Contrairement à la PPE 2, celle en cours de parution prévoit une nouvelle impulsion pour le nucléaire. Cela fait suite au “discours de Belfort” prononcé par Emmanuel Macron en 2022, souhaitant la relance de l’atome aux premiers horizons 2035. Comme l’Avant Garde y a souvent appelé, il faut désormais transformer les paroles en actes. Les conditions en matière d’emplois et de technologies ne sont pas optimales, à ce jour, pour atteindre les ambitions publicitaires du chef de l’État. Plus de moyens doivent être investis en ce sens.
Pourquoi la PPE 3 est-elle critiquée ?
Les partis politiques comme les acteurs du secteur de l’énergie ont pu adresser leurs reproches à cette programmation pluriannuelle 2025-2035.

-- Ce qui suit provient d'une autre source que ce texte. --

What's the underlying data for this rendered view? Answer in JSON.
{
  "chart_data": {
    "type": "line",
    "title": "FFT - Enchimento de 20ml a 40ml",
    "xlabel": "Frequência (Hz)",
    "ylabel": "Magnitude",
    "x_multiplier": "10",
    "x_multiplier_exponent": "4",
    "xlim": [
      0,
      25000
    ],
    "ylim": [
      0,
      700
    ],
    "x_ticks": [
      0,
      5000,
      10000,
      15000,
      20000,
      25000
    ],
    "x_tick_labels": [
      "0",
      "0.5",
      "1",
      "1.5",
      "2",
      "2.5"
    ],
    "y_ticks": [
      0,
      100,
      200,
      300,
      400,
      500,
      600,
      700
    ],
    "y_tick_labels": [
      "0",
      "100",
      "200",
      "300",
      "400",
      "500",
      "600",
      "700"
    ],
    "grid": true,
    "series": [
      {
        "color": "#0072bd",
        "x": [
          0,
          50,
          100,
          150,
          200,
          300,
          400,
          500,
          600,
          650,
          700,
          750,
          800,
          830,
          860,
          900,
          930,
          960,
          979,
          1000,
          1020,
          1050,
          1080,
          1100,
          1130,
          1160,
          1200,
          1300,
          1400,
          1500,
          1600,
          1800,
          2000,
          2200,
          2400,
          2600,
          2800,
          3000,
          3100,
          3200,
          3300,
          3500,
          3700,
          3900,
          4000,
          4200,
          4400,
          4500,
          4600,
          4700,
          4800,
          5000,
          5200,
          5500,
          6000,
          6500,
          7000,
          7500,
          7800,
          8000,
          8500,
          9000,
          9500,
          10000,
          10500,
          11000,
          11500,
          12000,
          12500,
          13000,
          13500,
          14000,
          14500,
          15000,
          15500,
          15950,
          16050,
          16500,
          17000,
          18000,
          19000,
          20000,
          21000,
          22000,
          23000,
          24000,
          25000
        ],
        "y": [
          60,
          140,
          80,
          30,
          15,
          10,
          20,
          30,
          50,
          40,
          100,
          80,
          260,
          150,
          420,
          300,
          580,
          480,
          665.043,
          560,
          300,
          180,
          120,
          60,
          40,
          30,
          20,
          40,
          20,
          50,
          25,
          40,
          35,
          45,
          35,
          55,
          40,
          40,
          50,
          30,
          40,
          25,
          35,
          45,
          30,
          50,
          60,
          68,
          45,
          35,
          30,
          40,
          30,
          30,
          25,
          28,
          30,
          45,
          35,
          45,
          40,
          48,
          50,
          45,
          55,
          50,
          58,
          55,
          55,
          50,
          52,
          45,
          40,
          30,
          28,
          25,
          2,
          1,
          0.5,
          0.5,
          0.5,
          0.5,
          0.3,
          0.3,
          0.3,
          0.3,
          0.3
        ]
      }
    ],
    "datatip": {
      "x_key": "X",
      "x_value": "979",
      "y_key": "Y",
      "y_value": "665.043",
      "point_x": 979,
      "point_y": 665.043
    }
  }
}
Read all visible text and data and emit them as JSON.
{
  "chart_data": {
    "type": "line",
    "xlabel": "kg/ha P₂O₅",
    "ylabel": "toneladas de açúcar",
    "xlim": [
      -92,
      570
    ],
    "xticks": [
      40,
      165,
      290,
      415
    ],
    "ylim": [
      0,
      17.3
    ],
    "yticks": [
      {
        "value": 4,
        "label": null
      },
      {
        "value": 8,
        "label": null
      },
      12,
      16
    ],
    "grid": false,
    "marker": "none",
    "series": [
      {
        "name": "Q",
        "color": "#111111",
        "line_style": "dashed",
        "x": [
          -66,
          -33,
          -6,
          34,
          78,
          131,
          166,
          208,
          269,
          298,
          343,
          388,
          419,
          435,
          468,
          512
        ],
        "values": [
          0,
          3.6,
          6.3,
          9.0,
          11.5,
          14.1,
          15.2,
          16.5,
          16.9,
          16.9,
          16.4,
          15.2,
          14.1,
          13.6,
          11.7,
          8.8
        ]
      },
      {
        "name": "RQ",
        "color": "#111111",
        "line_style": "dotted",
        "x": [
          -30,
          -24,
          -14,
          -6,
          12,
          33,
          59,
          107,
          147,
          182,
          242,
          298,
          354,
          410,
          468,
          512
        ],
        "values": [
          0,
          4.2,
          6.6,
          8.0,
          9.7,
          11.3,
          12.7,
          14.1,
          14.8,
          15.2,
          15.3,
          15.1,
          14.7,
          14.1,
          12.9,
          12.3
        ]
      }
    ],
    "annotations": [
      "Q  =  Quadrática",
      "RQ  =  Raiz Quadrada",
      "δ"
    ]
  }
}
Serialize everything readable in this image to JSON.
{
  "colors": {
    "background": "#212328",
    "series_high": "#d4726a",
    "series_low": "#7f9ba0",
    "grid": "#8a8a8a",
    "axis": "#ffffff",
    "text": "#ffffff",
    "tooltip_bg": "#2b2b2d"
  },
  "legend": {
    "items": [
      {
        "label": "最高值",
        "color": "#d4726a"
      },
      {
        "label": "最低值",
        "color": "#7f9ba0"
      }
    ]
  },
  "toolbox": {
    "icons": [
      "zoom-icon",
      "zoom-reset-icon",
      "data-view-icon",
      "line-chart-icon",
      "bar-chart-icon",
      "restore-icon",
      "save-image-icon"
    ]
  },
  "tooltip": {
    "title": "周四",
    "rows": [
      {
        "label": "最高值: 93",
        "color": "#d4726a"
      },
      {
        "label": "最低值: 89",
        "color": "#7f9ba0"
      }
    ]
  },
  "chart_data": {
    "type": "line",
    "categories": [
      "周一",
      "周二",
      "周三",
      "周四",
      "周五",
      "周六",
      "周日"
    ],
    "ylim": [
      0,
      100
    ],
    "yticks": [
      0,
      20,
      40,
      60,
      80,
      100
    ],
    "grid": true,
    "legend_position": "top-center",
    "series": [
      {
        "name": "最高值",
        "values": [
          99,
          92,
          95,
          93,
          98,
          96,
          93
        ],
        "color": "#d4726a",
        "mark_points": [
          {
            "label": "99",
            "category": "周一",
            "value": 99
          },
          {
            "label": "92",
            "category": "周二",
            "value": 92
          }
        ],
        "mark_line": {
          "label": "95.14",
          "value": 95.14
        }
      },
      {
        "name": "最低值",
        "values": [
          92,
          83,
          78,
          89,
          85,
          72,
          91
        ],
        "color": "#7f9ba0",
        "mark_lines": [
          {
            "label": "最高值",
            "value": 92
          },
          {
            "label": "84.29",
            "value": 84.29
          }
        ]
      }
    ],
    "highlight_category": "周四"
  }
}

Selon le Parti communiste français, les objectifs sont en deçà du nécessaire pour atteindre la neutralité carbone en 2050. Les cibles en matière d’électrification de la production et des usages seraient insuffisantes à l’horizon 2035.
Surtout, les conditions politiques actuelles ne sont pas idéales pour l’accomplissement de ce programme. Il manque à la France un grand service public de l’énergie, sous l’égide d’EDF, indispensable pour atteindre ces objectifs. L’éclatement des opérateurs du secteur énergétique, voulue par l’Union européenne, est une entrave à l’obtention d’une énergie propre, abordable et indépendante.Enfin, une fois n’est pas coutume, le Premier ministre François Bayrou a décidé de ne pas soumettre l’adoption de la PPE 3 à un vote du Parlement. Un plan aussi important n’est a priori pas digne du processus démocratique parlementaire, et n’a fait l’objet, pour l’instant, que d’un débat sans vote à l’Assemblée nationale. La publication d’un décret est donc attendue.